Mülln: Wir erhalten unsere Infos fast ausschließlich von Insidern aus der Tierindustrie. Tiertransportfahrer, Schlachter, Landwirte und in einem kleinen Teil auch Zufallsfunde von Anwohnern oder Touristen. Häufig kommt mit der Info der Hinweis, dass die Behörden informiert, aber untätig sind. Zudem kennen wir unsere ‚Pappenheimer‘, in 25 Jahren lernt man viel über die Branche.

Wie gehen Sie bei Aktionen vor? Prüfen Sie vorher, ob der von Ihren Informanten geäußerte Verdacht berechtigt ist? Und wenn er sich bestätigt: Suchen Sie erst das Gespräch mit dem Schlachthofbetreiber oder gehen Sie gleich an die Öffentlichkeit?
Mülln: Diese Meldungen werden nach Relevanz, Glaubwürdigkeit und Schweregrad bewertet und dementsprechend entschieden, ob weitere Ermittlungen oder ein sofortiges Einschreiten der Behörden notwendig ist. Leider braucht es oft sehr aufwändige Recherchen, zu denen die Behörden weder willens, noch in der Lage sind.

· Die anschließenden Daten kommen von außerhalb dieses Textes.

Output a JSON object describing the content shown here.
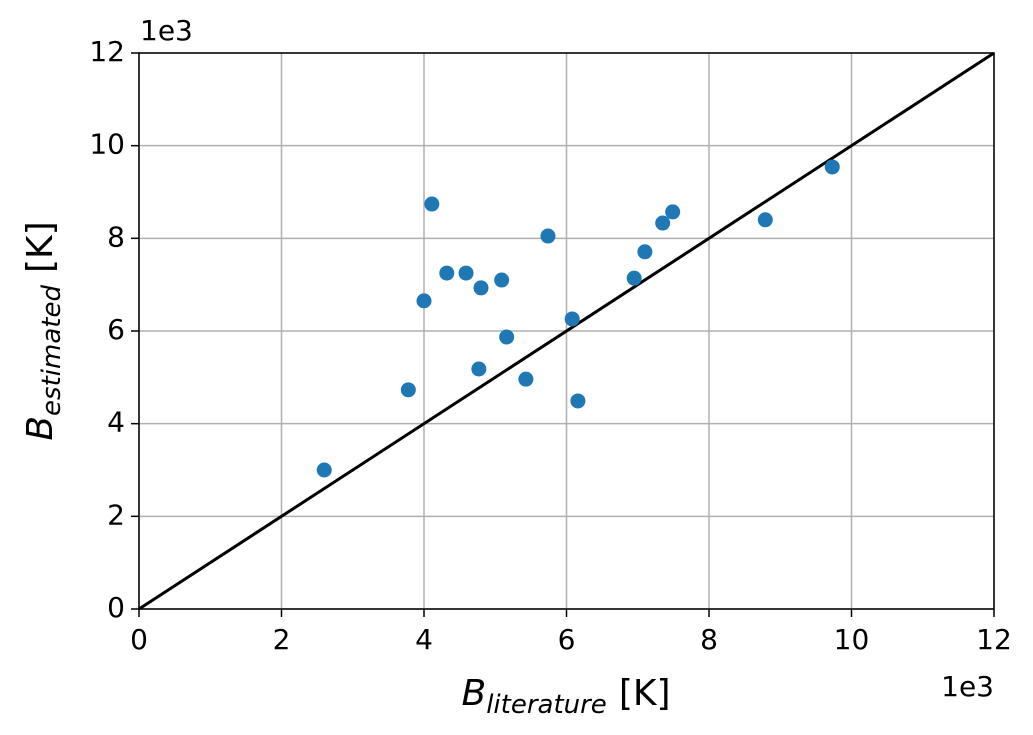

Wir ermitteln verdeckt und suchen sehr wohl Kontakte zu den Firmen, aber ohne uns als Soko Tierschutz zu erkennen zu geben. Das würde sonst sofort zu Verdunklung führen. Vor der Öffentlichkeit informieren wir grundsätzlich die Behörden.

Die Videokameras werden offenbar ohne Wissen der Schlachthof-Betreiber installiert, Mitarbeiter werden ohne Einverständnis gefilmt. Das ist rechtlich schwierig. Wäre es nicht denkbar, sich ohne Regelverstoß für mehr Tierschutz einzusetzen?
Mülln: Solange das System auf ganzer Linie versagt und es zu dieser gravierenden Ballung von Missständen in der gesamten Branche kommt, sind investigative Taktiken leider alternativlos. Im Übrigen ist die Rechtslage klar und der Einsatz von Undercover-Aktivisten und versteckten Kameras durchaus rechtlich gerechtfertigt. Das ist kein Freischein für jede Art des Filmens durch die höchstrichterlichen Entscheidungen, aber eine Möglichkeit, den rechtlichen Rahmen im Sinne der Tiere zu nutzen, wenn die Begleitumstände passen. Wenn wir Material veröffentlichen, legen wir viel Wert auf den Schutz der Persönlichkeitsrechte, auch von mutmaßlichen Tätern.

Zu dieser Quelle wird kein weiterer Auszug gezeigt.